だからいつもあんなに、想いをぶつけてきた。
人に見つかりそうなのもお構いなしに、大胆に、しつこいくらい、照れもせずに想いを伝えてきた。
自分を見ていてほしくて、離れてほしくなくて。
「……あたしがいくら好きって言っても、先生は安心出来ないんだと思うんだよね」
「だったら何回でも言ってやりゃぁいいじゃん」
椿はそう言ってあたしの手からグラスを取り上げると、自分のと一緒にカウンターへ置く。

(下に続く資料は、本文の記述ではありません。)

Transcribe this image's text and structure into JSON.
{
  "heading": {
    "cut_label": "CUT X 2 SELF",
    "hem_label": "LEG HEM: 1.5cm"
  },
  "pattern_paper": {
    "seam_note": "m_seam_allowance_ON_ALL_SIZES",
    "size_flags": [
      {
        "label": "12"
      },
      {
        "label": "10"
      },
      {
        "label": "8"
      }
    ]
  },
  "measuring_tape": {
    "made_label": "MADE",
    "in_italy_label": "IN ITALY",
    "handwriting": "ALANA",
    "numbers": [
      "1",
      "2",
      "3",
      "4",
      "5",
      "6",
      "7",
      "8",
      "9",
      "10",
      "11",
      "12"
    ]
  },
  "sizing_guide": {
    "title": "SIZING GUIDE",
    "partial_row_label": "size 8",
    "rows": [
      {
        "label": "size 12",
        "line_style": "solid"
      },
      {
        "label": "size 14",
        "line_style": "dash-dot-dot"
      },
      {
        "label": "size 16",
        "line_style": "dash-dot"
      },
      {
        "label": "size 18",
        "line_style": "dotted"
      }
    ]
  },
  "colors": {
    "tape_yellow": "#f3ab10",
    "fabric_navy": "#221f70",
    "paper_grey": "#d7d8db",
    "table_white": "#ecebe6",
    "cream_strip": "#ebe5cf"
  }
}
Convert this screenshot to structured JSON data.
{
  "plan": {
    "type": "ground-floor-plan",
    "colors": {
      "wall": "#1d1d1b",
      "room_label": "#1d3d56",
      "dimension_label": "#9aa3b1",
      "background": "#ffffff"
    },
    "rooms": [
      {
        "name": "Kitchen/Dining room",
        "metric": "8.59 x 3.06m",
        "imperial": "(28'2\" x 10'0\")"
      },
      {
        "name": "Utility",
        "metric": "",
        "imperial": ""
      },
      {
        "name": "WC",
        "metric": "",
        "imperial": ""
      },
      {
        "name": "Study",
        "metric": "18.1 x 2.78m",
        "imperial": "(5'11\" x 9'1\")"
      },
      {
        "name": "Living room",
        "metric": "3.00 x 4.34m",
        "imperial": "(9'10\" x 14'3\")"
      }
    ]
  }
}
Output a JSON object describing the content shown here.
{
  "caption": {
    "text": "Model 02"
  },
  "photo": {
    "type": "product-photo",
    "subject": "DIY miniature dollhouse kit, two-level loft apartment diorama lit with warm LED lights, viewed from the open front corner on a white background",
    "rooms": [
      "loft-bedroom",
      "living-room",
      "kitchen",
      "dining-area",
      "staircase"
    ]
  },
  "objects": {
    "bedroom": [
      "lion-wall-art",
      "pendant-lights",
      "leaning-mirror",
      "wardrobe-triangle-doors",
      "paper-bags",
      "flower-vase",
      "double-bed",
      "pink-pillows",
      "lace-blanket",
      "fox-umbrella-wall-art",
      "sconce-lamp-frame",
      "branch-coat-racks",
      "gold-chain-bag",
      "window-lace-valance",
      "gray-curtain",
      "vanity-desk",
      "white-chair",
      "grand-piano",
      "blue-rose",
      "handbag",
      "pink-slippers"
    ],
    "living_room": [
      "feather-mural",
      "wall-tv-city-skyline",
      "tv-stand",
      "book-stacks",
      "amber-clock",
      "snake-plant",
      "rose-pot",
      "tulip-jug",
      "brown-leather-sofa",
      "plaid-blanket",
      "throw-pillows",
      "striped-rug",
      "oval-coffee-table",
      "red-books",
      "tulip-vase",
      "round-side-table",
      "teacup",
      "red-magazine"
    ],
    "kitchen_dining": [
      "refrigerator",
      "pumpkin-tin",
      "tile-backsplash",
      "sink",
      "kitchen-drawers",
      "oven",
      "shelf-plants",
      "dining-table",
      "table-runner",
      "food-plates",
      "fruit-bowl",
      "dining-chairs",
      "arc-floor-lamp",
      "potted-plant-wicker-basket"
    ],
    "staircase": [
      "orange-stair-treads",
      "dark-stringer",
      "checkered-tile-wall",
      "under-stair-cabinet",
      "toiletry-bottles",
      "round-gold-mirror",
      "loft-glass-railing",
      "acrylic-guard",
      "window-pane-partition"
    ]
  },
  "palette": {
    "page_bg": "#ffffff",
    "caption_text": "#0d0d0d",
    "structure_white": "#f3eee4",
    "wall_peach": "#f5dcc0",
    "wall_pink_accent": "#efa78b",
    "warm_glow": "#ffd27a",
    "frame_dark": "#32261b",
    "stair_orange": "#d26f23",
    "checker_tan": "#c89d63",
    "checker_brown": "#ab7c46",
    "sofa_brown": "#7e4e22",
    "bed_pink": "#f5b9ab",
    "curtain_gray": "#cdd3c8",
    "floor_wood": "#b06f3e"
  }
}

気付けば周りの人達は帰る準備をしていて、あたし達も出なければならない雰囲気だった。
「ウチが言ってんのは、そういうこと。美月は間違ってないと思うけど、朝霧に1人で考えさせるのは良くねぇなって思う」
「……」
「さっきは、朝霧がそんな簡単に答え出せるタマかって言ったけど、違うわ。朝霧が、美月がどうのこうのじゃなくて。付き合ってんじゃん、アンタ等」
そう言われて、グサリと棘が刺さったように胸が痛む。